A config layer is a black box exactly when you most need to trust it (“why is
Port 8080 and not what’s in my file?”). ConfigureWithReport fills the struct
and returns a structured, per-field account of resolution: every source tried,
in the order tried, which one won, and the raw and converted values.
report.String() renders a focused trace — not every field, only what’s
actionable: the primary source, the count of defaults, and the fields that were
overridden away from the primary config or that are secret:
cfg, report, err := gostructor.ConfigureWithReport(&Config{},
gostructor.WithSources(gostructor.Env(), gostructor.JSONFile("config.json")))
if err != nil {
log.Fatal(err)
}
fmt.Println(report.String())
// Configuring main.Config: 4 fields
// [Primary Source] json (loaded 2 fields)
//
// Overrides & Secrets:
// Port int ⇐ env (override) = 9090
// APIKey string ⇐ env = ••••oken (secret)

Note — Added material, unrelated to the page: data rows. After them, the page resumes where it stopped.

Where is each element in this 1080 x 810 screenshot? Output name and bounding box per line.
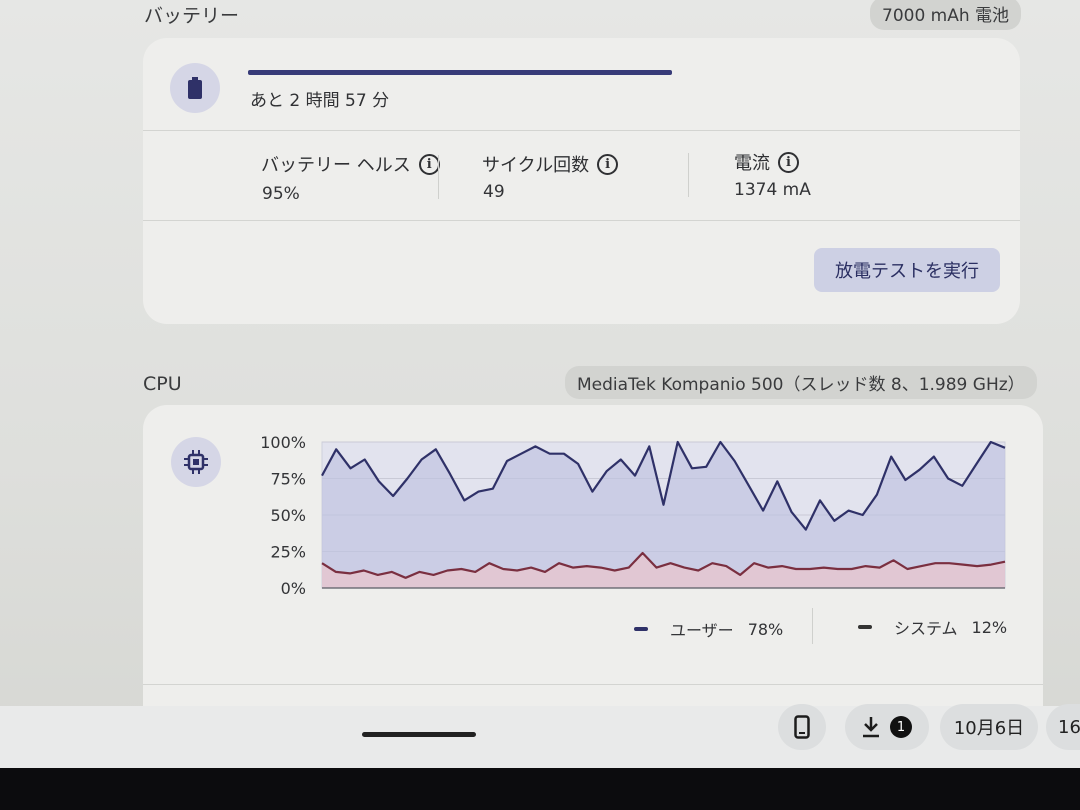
legend-divider <box>812 608 813 644</box>
date-button[interactable]: 10月6日 <box>940 704 1038 750</box>
legend-user-value: 78% <box>747 619 784 639</box>
battery-health-label: バッテリー ヘルス i <box>261 151 440 177</box>
battery-time-remaining: あと 2 時間 57 分 <box>250 91 390 111</box>
phone-hub-icon <box>794 715 810 739</box>
y-tick-label: 75% <box>270 470 306 489</box>
cycle-count-label: サイクル回数 i <box>482 151 619 177</box>
legend-system-swatch <box>858 625 872 629</box>
y-tick-label: 0% <box>281 579 306 598</box>
battery-divider-top <box>143 130 1020 131</box>
battery-section-title: バッテリー <box>144 5 240 27</box>
cpu-usage-chart: 100% 75% 50% 25% 0% <box>260 433 1006 598</box>
current-value: 1374 mA <box>734 180 811 200</box>
cpu-chip-icon <box>171 437 221 487</box>
legend-system: システム 12% <box>858 615 1007 639</box>
info-icon[interactable]: i <box>778 151 799 173</box>
home-gesture-handle[interactable] <box>362 732 476 737</box>
legend-system-value: 12% <box>971 617 1008 637</box>
y-tick-label: 25% <box>270 543 306 562</box>
cpu-section-title: CPU <box>143 373 182 395</box>
date-label: 10月6日 <box>953 718 1025 739</box>
battery-health-label-text: バッテリー ヘルス <box>261 155 411 176</box>
y-tick-label: 50% <box>270 506 306 525</box>
cpu-model-chip: MediaTek Kompanio 500（スレッド数 8、1.989 GHz） <box>565 366 1037 399</box>
stat-divider <box>438 155 439 199</box>
legend-user-label: ユーザー <box>670 621 734 640</box>
download-tray-button[interactable]: 1 <box>845 704 929 750</box>
legend-user: ユーザー 78% <box>634 617 783 641</box>
cycle-count-value: 49 <box>483 182 505 202</box>
download-icon <box>863 717 879 738</box>
current-label: 電流 i <box>734 149 799 175</box>
cycle-count-label-text: サイクル回数 <box>482 155 590 176</box>
info-icon[interactable]: i <box>597 153 619 175</box>
time-label: 16 <box>1058 716 1080 738</box>
phone-hub-button[interactable] <box>778 704 826 750</box>
discharge-test-button[interactable]: 放電テストを実行 <box>814 248 1000 292</box>
battery-charge-bar <box>248 70 672 75</box>
screen: バッテリー 7000 mAh 電池 あと 2 時間 57 分 バッテリー ヘルス… <box>0 0 1080 768</box>
battery-icon <box>170 63 220 113</box>
legend-system-label: システム <box>894 619 958 638</box>
legend-user-swatch <box>634 627 648 631</box>
cpu-card-divider <box>143 684 1043 685</box>
y-tick-label: 100% <box>260 433 306 452</box>
current-label-text: 電流 <box>734 153 770 174</box>
stat-divider <box>688 153 689 197</box>
download-count-badge: 1 <box>890 716 912 738</box>
battery-capacity-chip: 7000 mAh 電池 <box>870 0 1022 30</box>
battery-health-value: 95% <box>262 184 300 204</box>
info-icon[interactable]: i <box>418 153 440 175</box>
battery-divider-bottom <box>143 220 1020 221</box>
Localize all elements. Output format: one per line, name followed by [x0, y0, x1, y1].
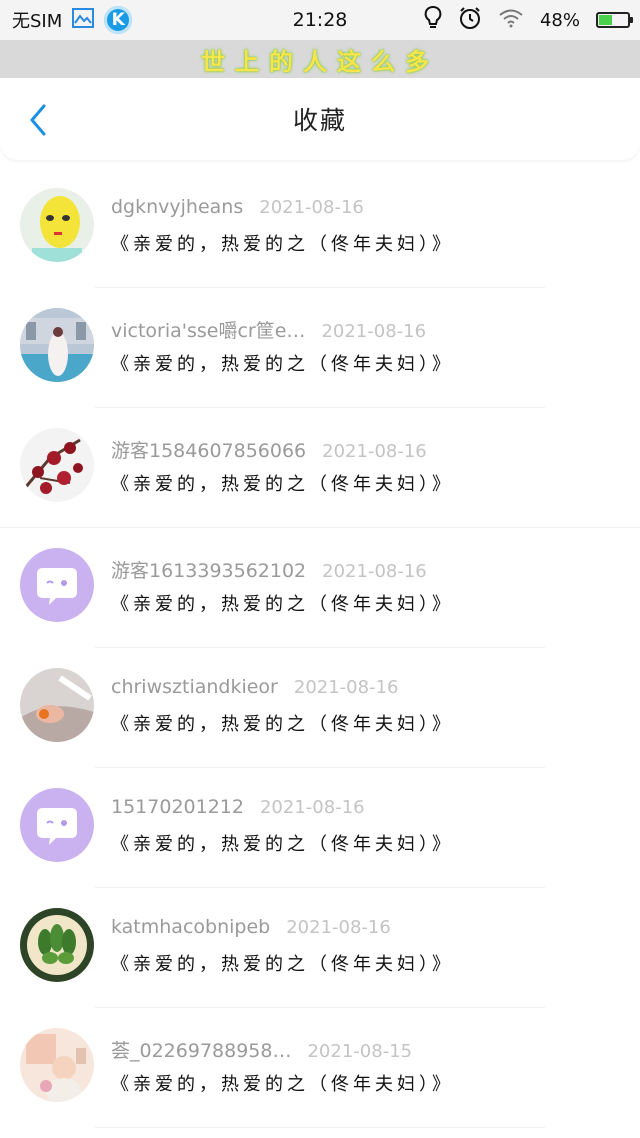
favorite-title: 《亲爱的，热爱的之（佟年夫妇）》	[111, 1074, 454, 1095]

report.Provenance() // map[string]string: field -> winning source name
report.PrimarySource() // "json": the non-default source that won the most fields
report.Fields is the machine view ([]FieldResolution, each with its
Attempts and an IsSecret flag); report.String() renders the focused
summary above. The plain Configure builds no report, so there’s zero overhead
when you don’t ask for one. WithTrace() logs the same report through your
WithLogger without changing call sites.
Flag a sensitive field with gos:"secret" and its value is masked everywhere
it would otherwise print — the report, trace logs, and *ConvertError
messages — while the real value still lands on your struct:
type Config struct {
APIKey string `cfg:"apiKey,env:APP_API_KEY" gos:"secret"`
}
// Default fully redacts ("••••••"). Override to reveal, e.g., the last 4 chars:
gostructor.WithMasker(func(_ gostructor.FieldContext, v any) string {
s, _ := v.(string)
if len(s) >= 4 {
return "••••" + s[len(s)-4:]
}
return "••••"
})
See examples/observability for a runnable end-to-end demo.